A group of eight — three administrators per school and one parent per school — met on Tuesday, March 7, to review the book. 

The book is one of 20 that have been challenged in Flagler County’s public schools  by people who consider the texts inappropriate for school children.

“Last Night at the Telegraph Club,” by Malinda Lo, was accused of having pornographic material and material “not appropriate for the age of student,” according to the original challenge request. 

The complaint alleged that the book contains nudity and explicit sexual activities, but the review committee disagreed, finding the book to be, instead, a coming-of-age story that relates well to modern issues teenagers face.

Lo’s book is a historical fiction story that follows a 17-year-old Chinese-American girl in 1954 America during the Red  Scare, the rise in hysteria over the communist threat during the Cold War, according to the book’s synopsis. 

The main character faces racism and the plight of being one of the only girls in her high-level math classes, and falls in love — with another girl.

The main character, Lily, and her love interest do go into a lesbian club in the book, as minors — those pages are listed among the eight pages the complaint said had explicit content. 

But on three of the eight pages, the committee members couldn’t find anything objectionable.

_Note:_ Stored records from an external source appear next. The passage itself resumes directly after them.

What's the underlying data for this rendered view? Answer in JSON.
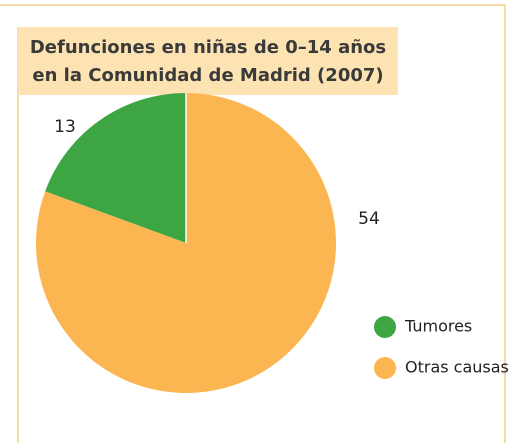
{
  "chart_data": {
    "type": "pie",
    "title": [
      "Defunciones en niñas de 0–14 años",
      "en la Comunidad de Madrid (2007)"
    ],
    "categories": [
      "Tumores",
      "Otras causas"
    ],
    "values": [
      13,
      54
    ],
    "colors": [
      "#3ea543",
      "#fbb652"
    ],
    "legend": "right"
  }
}
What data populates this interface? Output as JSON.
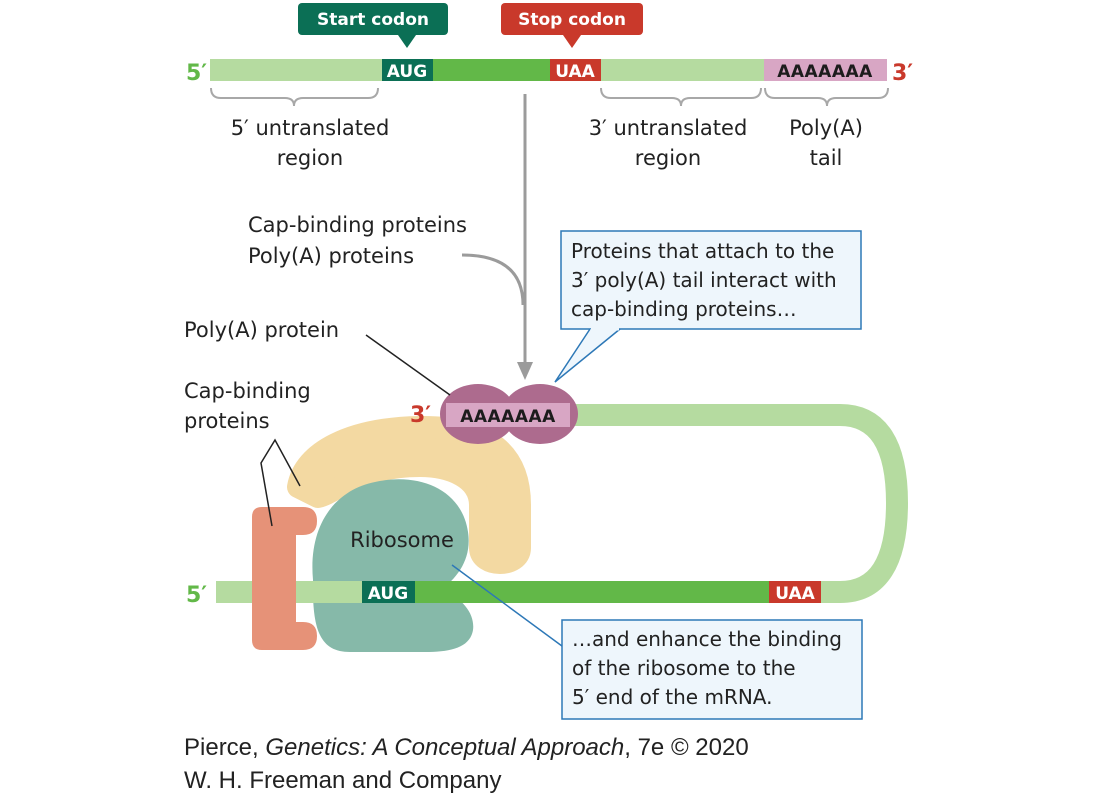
{
  "linear_mrna": {
    "five_prime": "5′",
    "three_prime": "3′",
    "start_codon_label": "Start codon",
    "stop_codon_label": "Stop codon",
    "start_codon": "AUG",
    "stop_codon": "UAA",
    "poly_a": "AAAAAAA",
    "utr5_line1": "5′ untranslated",
    "utr5_line2": "region",
    "utr3_line1": "3′ untranslated",
    "utr3_line2": "region",
    "tail_line1": "Poly(A)",
    "tail_line2": "tail"
  },
  "labels": {
    "cap_binding_proteins": "Cap-binding proteins",
    "poly_a_proteins": "Poly(A) proteins",
    "poly_a_protein": "Poly(A) protein",
    "cap_binding_line1": "Cap-binding",
    "cap_binding_line2": "proteins",
    "ribosome": "Ribosome"
  },
  "circular_mrna": {
    "five_prime": "5′",
    "three_prime": "3′",
    "start_codon": "AUG",
    "stop_codon": "UAA",
    "poly_a": "AAAAAAA"
  },
  "callouts": {
    "top": [
      "Proteins that attach to the",
      "3′ poly(A) tail interact with",
      "cap-binding proteins…"
    ],
    "bottom": [
      "…and enhance the binding",
      "of the ribosome to the",
      "5′ end of the mRNA."
    ]
  },
  "credit": {
    "author": "Pierce, ",
    "title": "Genetics: A Conceptual Approach",
    "edition": ", 7e © 2020",
    "publisher": "W. H. Freeman and Company"
  },
  "colors": {
    "utr_green": "#b5dba0",
    "coding_green": "#62b848",
    "start_teal": "#0b6f55",
    "stop_red": "#c9392b",
    "poly_a_pink": "#d8a6c4",
    "poly_a_protein": "#ad6b8e",
    "cap_tan": "#f3d9a2",
    "cap_salmon": "#e69278",
    "ribosome": "#86b9a9",
    "callout_bg": "#eef6fc",
    "callout_border": "#2d78b7",
    "five_prime_green": "#62b848",
    "three_prime_red": "#c9392b"
  }
}
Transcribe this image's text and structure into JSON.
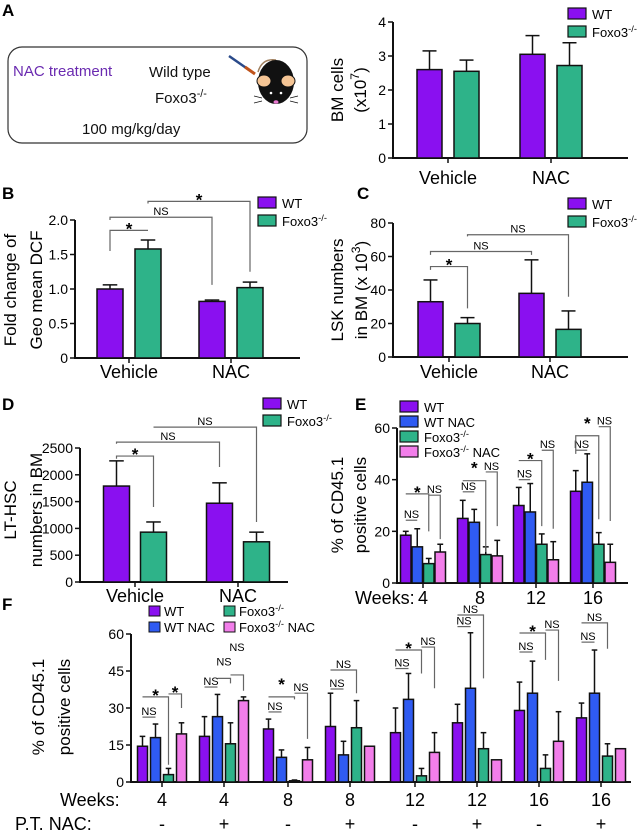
{
  "colors": {
    "WT": "#8A10F0",
    "WT NAC": "#2F5BF2",
    "Foxo3^{-/-}": "#2EB389",
    "Foxo3^{-/-} NAC": "#F27EEA",
    "treatment_text": "#6A2AB0",
    "bracket": "#666666"
  },
  "schematic": {
    "panel": "A",
    "treatment": "NAC treatment",
    "genotype_1": "Wild type",
    "genotype_2": "Foxo3^{-/-}",
    "dose": "100 mg/kg/day",
    "icon": "mouse-injection-icon"
  },
  "chart_data": [
    {
      "panel": "A",
      "type": "bar",
      "categories": [
        "Vehicle",
        "NAC"
      ],
      "series": [
        {
          "name": "WT",
          "values": [
            2.6,
            3.05
          ],
          "errors": [
            0.55,
            0.55
          ]
        },
        {
          "name": "Foxo3^{-/-}",
          "values": [
            2.55,
            2.72
          ],
          "errors": [
            0.33,
            0.67
          ]
        }
      ],
      "ylabel": [
        "BM cells",
        "(x10^{7})"
      ],
      "ylim": [
        0,
        4
      ],
      "yticks": [
        "0",
        "1",
        "2",
        "3",
        "4"
      ],
      "annotations": []
    },
    {
      "panel": "B",
      "type": "bar",
      "categories": [
        "Vehicle",
        "NAC"
      ],
      "series": [
        {
          "name": "WT",
          "values": [
            1.0,
            0.82
          ],
          "errors": [
            0.06,
            0.02
          ]
        },
        {
          "name": "Foxo3^{-/-}",
          "values": [
            1.58,
            1.02
          ],
          "errors": [
            0.13,
            0.08
          ]
        }
      ],
      "ylabel": [
        "Fold change of",
        "Geo mean DCF"
      ],
      "ylim": [
        0,
        2
      ],
      "yticks": [
        "0",
        "0.5",
        "1.0",
        "1.5",
        "2.0"
      ],
      "annotations": [
        {
          "from": [
            0,
            0
          ],
          "to": [
            0,
            1
          ],
          "level": 1.85,
          "drop_from": 1.55,
          "drop_to": 1.85,
          "label": "*"
        },
        {
          "from": [
            0,
            0
          ],
          "to": [
            1,
            0
          ],
          "level": 2.04,
          "drop_from": 2.0,
          "drop_to": 1.06,
          "label": "NS"
        },
        {
          "from": [
            0,
            1
          ],
          "to": [
            1,
            1
          ],
          "level": 2.27,
          "drop_from": 2.24,
          "drop_to": 1.25,
          "label": "*"
        }
      ]
    },
    {
      "panel": "C",
      "type": "bar",
      "categories": [
        "Vehicle",
        "NAC"
      ],
      "series": [
        {
          "name": "WT",
          "values": [
            33,
            38
          ],
          "errors": [
            13,
            20
          ]
        },
        {
          "name": "Foxo3^{-/-}",
          "values": [
            20,
            16.5
          ],
          "errors": [
            3.5,
            11
          ]
        }
      ],
      "ylabel": [
        "LSK numbers",
        "in BM (x 10^{3})"
      ],
      "ylim": [
        0,
        80
      ],
      "yticks": [
        "0",
        "20",
        "40",
        "60",
        "80"
      ],
      "annotations": [
        {
          "from": [
            0,
            0
          ],
          "to": [
            0,
            1
          ],
          "level": 54,
          "drop_from": 52,
          "drop_to": 29,
          "label": "*"
        },
        {
          "from": [
            0,
            0
          ],
          "to": [
            1,
            0
          ],
          "level": 63,
          "drop_from": 61,
          "drop_to": 61,
          "label": "NS"
        },
        {
          "from": [
            0,
            1
          ],
          "to": [
            1,
            1
          ],
          "level": 73,
          "drop_from": 72,
          "drop_to": 36,
          "label": "NS"
        }
      ]
    },
    {
      "panel": "D",
      "type": "bar",
      "categories": [
        "Vehicle",
        "NAC"
      ],
      "series": [
        {
          "name": "WT",
          "values": [
            1790,
            1470
          ],
          "errors": [
            470,
            380
          ]
        },
        {
          "name": "Foxo3^{-/-}",
          "values": [
            930,
            750
          ],
          "errors": [
            190,
            180
          ]
        }
      ],
      "ylabel": [
        "LT-HSC",
        "numbers in BM"
      ],
      "ylim": [
        0,
        2500
      ],
      "yticks": [
        "0",
        "500",
        "1000",
        "1500",
        "2000",
        "2500"
      ],
      "annotations": [
        {
          "from": [
            0,
            0
          ],
          "to": [
            0,
            1
          ],
          "level": 2350,
          "drop_from": 2300,
          "drop_to": 1400,
          "label": "*"
        },
        {
          "from": [
            0,
            0
          ],
          "to": [
            1,
            0
          ],
          "level": 2610,
          "drop_from": 2580,
          "drop_to": 2145,
          "label": "NS"
        },
        {
          "from": [
            0,
            1
          ],
          "to": [
            1,
            1
          ],
          "level": 2890,
          "drop_from": 2890,
          "drop_to": 1120,
          "label": "NS"
        }
      ]
    },
    {
      "panel": "E",
      "type": "bar",
      "xlabel": "Weeks:",
      "categories": [
        "4",
        "8",
        "12",
        "16"
      ],
      "series": [
        {
          "name": "WT",
          "values": [
            18.5,
            25,
            30,
            35.5
          ],
          "errors": [
            1.5,
            7,
            7,
            8
          ]
        },
        {
          "name": "WT NAC",
          "values": [
            14,
            23.5,
            27.5,
            39
          ],
          "errors": [
            7,
            5,
            11,
            11
          ]
        },
        {
          "name": "Foxo3^{-/-}",
          "values": [
            7.5,
            11,
            15,
            15
          ],
          "errors": [
            2,
            3,
            4,
            4.5
          ]
        },
        {
          "name": "Foxo3^{-/-} NAC",
          "values": [
            12,
            10.5,
            9,
            8
          ],
          "errors": [
            3,
            6,
            7,
            7
          ]
        }
      ],
      "ylabel": [
        "% of CD45.1",
        "positive cells"
      ],
      "ylim": [
        0,
        60
      ],
      "yticks": [
        "0",
        "20",
        "40",
        "60"
      ],
      "annotations": [
        {
          "from": [
            0,
            0
          ],
          "to": [
            0,
            1
          ],
          "level": 24.3,
          "drop_from": 24.3,
          "drop_to": 24.3,
          "label": "NS"
        },
        {
          "from": [
            0,
            0
          ],
          "to": [
            0,
            2
          ],
          "level": 34.5,
          "drop_from": 34.5,
          "drop_to": 20,
          "label": "*"
        },
        {
          "from": [
            0,
            2
          ],
          "to": [
            0,
            3
          ],
          "level": 34,
          "drop_from": 34,
          "drop_to": 17,
          "label": "NS"
        },
        {
          "from": [
            1,
            0
          ],
          "to": [
            1,
            1
          ],
          "level": 35.3,
          "drop_from": 35.3,
          "drop_to": 35.3,
          "label": "NS"
        },
        {
          "from": [
            1,
            0
          ],
          "to": [
            1,
            2
          ],
          "level": 39.6,
          "drop_from": 39.6,
          "drop_to": 12,
          "label": "*"
        },
        {
          "from": [
            1,
            2
          ],
          "to": [
            1,
            3
          ],
          "level": 43,
          "drop_from": 43,
          "drop_to": 22,
          "label": "NS"
        },
        {
          "from": [
            2,
            0
          ],
          "to": [
            2,
            1
          ],
          "level": 40,
          "drop_from": 40,
          "drop_to": 40,
          "label": "NS"
        },
        {
          "from": [
            2,
            0
          ],
          "to": [
            2,
            2
          ],
          "level": 47.4,
          "drop_from": 47.4,
          "drop_to": 22,
          "label": "*"
        },
        {
          "from": [
            2,
            2
          ],
          "to": [
            2,
            3
          ],
          "level": 51.4,
          "drop_from": 51.4,
          "drop_to": 21,
          "label": "NS"
        },
        {
          "from": [
            3,
            0
          ],
          "to": [
            3,
            1
          ],
          "level": 51.4,
          "drop_from": 51.4,
          "drop_to": 51.4,
          "label": "NS"
        },
        {
          "from": [
            3,
            0
          ],
          "to": [
            3,
            2
          ],
          "level": 57,
          "drop_from": 50,
          "drop_to": 24.7,
          "label": "*"
        },
        {
          "from": [
            3,
            2
          ],
          "to": [
            3,
            3
          ],
          "level": 60.5,
          "drop_from": 60.5,
          "drop_to": 24,
          "label": "NS"
        }
      ]
    },
    {
      "panel": "F",
      "type": "bar",
      "xlabel": "Weeks:",
      "categories": [
        "4",
        "4",
        "8",
        "8",
        "12",
        "12",
        "16",
        "16"
      ],
      "row2_label": "P.T. NAC:",
      "row2": [
        "-",
        "+",
        "-",
        "+",
        "-",
        "+",
        "-",
        "+"
      ],
      "series": [
        {
          "name": "WT",
          "values": [
            14.5,
            18.5,
            21.5,
            22.5,
            20,
            24,
            29,
            26
          ],
          "errors": [
            4,
            8,
            4,
            13.5,
            10,
            7.5,
            11.5,
            6
          ]
        },
        {
          "name": "WT NAC",
          "values": [
            18,
            26.5,
            10,
            11,
            33.5,
            38,
            36,
            36
          ],
          "errors": [
            5.5,
            9,
            3,
            5.5,
            10.5,
            22.5,
            13,
            17.5
          ]
        },
        {
          "name": "Foxo3^{-/-}",
          "values": [
            3,
            15.5,
            0.5,
            22,
            2.5,
            13.5,
            5.5,
            10.5
          ],
          "errors": [
            2.5,
            8.5,
            0.3,
            11,
            3,
            6.5,
            5.5,
            5
          ]
        },
        {
          "name": "Foxo3^{-/-} NAC",
          "values": [
            19.5,
            33,
            9,
            14.5,
            12,
            9,
            16.5,
            13.5
          ],
          "errors": [
            4.5,
            1.5,
            5,
            0,
            8,
            0,
            12,
            0
          ]
        }
      ],
      "ylabel": [
        "% of CD45.1",
        "positive cells"
      ],
      "ylim": [
        0,
        65
      ],
      "yticks": [
        "0",
        "15",
        "30",
        "45",
        "60"
      ],
      "annotations": [
        {
          "from": [
            0,
            0
          ],
          "to": [
            0,
            1
          ],
          "level": 26.3,
          "drop_from": 26.3,
          "drop_to": 26.3,
          "label": "NS"
        },
        {
          "from": [
            0,
            0
          ],
          "to": [
            0,
            2
          ],
          "level": 34.5,
          "drop_from": 34.5,
          "drop_to": 7,
          "label": "*"
        },
        {
          "from": [
            0,
            2
          ],
          "to": [
            0,
            3
          ],
          "level": 35.7,
          "drop_from": 35.7,
          "drop_to": 30,
          "label": "*"
        },
        {
          "from": [
            1,
            0
          ],
          "to": [
            1,
            1
          ],
          "level": 38.5,
          "drop_from": 38.5,
          "drop_to": 38.5,
          "label": "NS"
        },
        {
          "from": [
            1,
            1
          ],
          "to": [
            1,
            2
          ],
          "level": 42,
          "drop_from": 42,
          "drop_to": 40,
          "label": "NS"
        },
        {
          "from": [
            1,
            2
          ],
          "to": [
            1,
            3
          ],
          "level": 43.4,
          "drop_from": 43.4,
          "drop_to": 37,
          "label": "NS"
        },
        {
          "from": [
            2,
            0
          ],
          "to": [
            2,
            1
          ],
          "level": 28.4,
          "drop_from": 28.4,
          "drop_to": 28.4,
          "label": "NS"
        },
        {
          "from": [
            2,
            0
          ],
          "to": [
            2,
            2
          ],
          "level": 34.5,
          "drop_from": 34.5,
          "drop_to": 33.5,
          "label": "*"
        },
        {
          "from": [
            2,
            2
          ],
          "to": [
            2,
            3
          ],
          "level": 36,
          "drop_from": 36,
          "drop_to": 17.5,
          "label": "NS"
        },
        {
          "from": [
            3,
            0
          ],
          "to": [
            3,
            1
          ],
          "level": 37.7,
          "drop_from": 37.7,
          "drop_to": 37.7,
          "label": "NS"
        },
        {
          "from": [
            3,
            0
          ],
          "to": [
            3,
            2
          ],
          "level": 45.4,
          "drop_from": 45.4,
          "drop_to": 36,
          "label": "NS"
        },
        {
          "from": [
            4,
            0
          ],
          "to": [
            4,
            1
          ],
          "level": 46,
          "drop_from": 46,
          "drop_to": 46,
          "label": "NS"
        },
        {
          "from": [
            4,
            0
          ],
          "to": [
            4,
            2
          ],
          "level": 53.5,
          "drop_from": 53.5,
          "drop_to": 44,
          "label": "*"
        },
        {
          "from": [
            4,
            2
          ],
          "to": [
            4,
            3
          ],
          "level": 54.7,
          "drop_from": 54.7,
          "drop_to": 38,
          "label": "NS"
        },
        {
          "from": [
            5,
            0
          ],
          "to": [
            5,
            1
          ],
          "level": 63,
          "drop_from": 63,
          "drop_to": 63,
          "label": "NS"
        },
        {
          "from": [
            5,
            0
          ],
          "to": [
            5,
            2
          ],
          "level": 67.7,
          "drop_from": 67.7,
          "drop_to": 42,
          "label": "NS"
        },
        {
          "from": [
            6,
            0
          ],
          "to": [
            6,
            1
          ],
          "level": 52.7,
          "drop_from": 52.7,
          "drop_to": 52.7,
          "label": "NS"
        },
        {
          "from": [
            6,
            0
          ],
          "to": [
            6,
            2
          ],
          "level": 60.4,
          "drop_from": 60.4,
          "drop_to": 49.5,
          "label": "*"
        },
        {
          "from": [
            6,
            2
          ],
          "to": [
            6,
            3
          ],
          "level": 61.6,
          "drop_from": 61.6,
          "drop_to": 41,
          "label": "NS"
        },
        {
          "from": [
            7,
            0
          ],
          "to": [
            7,
            1
          ],
          "level": 56.7,
          "drop_from": 56.7,
          "drop_to": 56.7,
          "label": "NS"
        },
        {
          "from": [
            7,
            0
          ],
          "to": [
            7,
            2
          ],
          "level": 64.5,
          "drop_from": 64.5,
          "drop_to": 54,
          "label": "NS"
        }
      ]
    }
  ]
}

Indeed, all of the “explicit” content was written in vague and implied terms, the committee found. 

On page 296 — one of the pages listed as having objectionable material — the main character kisses her crush, but the description is so vague that one member had to show another where it was on the page.

Overall, the committee members said, the book focuses more on cultural issues between immigrant parents and their first-generation children, as well as the racism minority groups have felt in America, especially in times of crisis — relating the anti-Asian sentiment in the book to what Asian Americans experienced during the rise of COVID-19, and Muslims after 9/11.

“You could pluck Lily out of the ’50s and into today, and it would be [the same story],” a committee member said.

Those themes, and the anti-LGBT sentiment described in the novel, are topics teenagers in 2023 can relate to, committee members said.

“Someone reading this story could say, ‘This is how I feel; this is what I’m going through,’” one committee member said.

The book also explores how relationships can change between kids and their parents as well as with their friends, the committee said, and it teaches teenagers to have empathy for those who are different by providing representation across multiple minority groups.

“Anyone who has drifted from a best friend or their parents will relate,” one committee member said.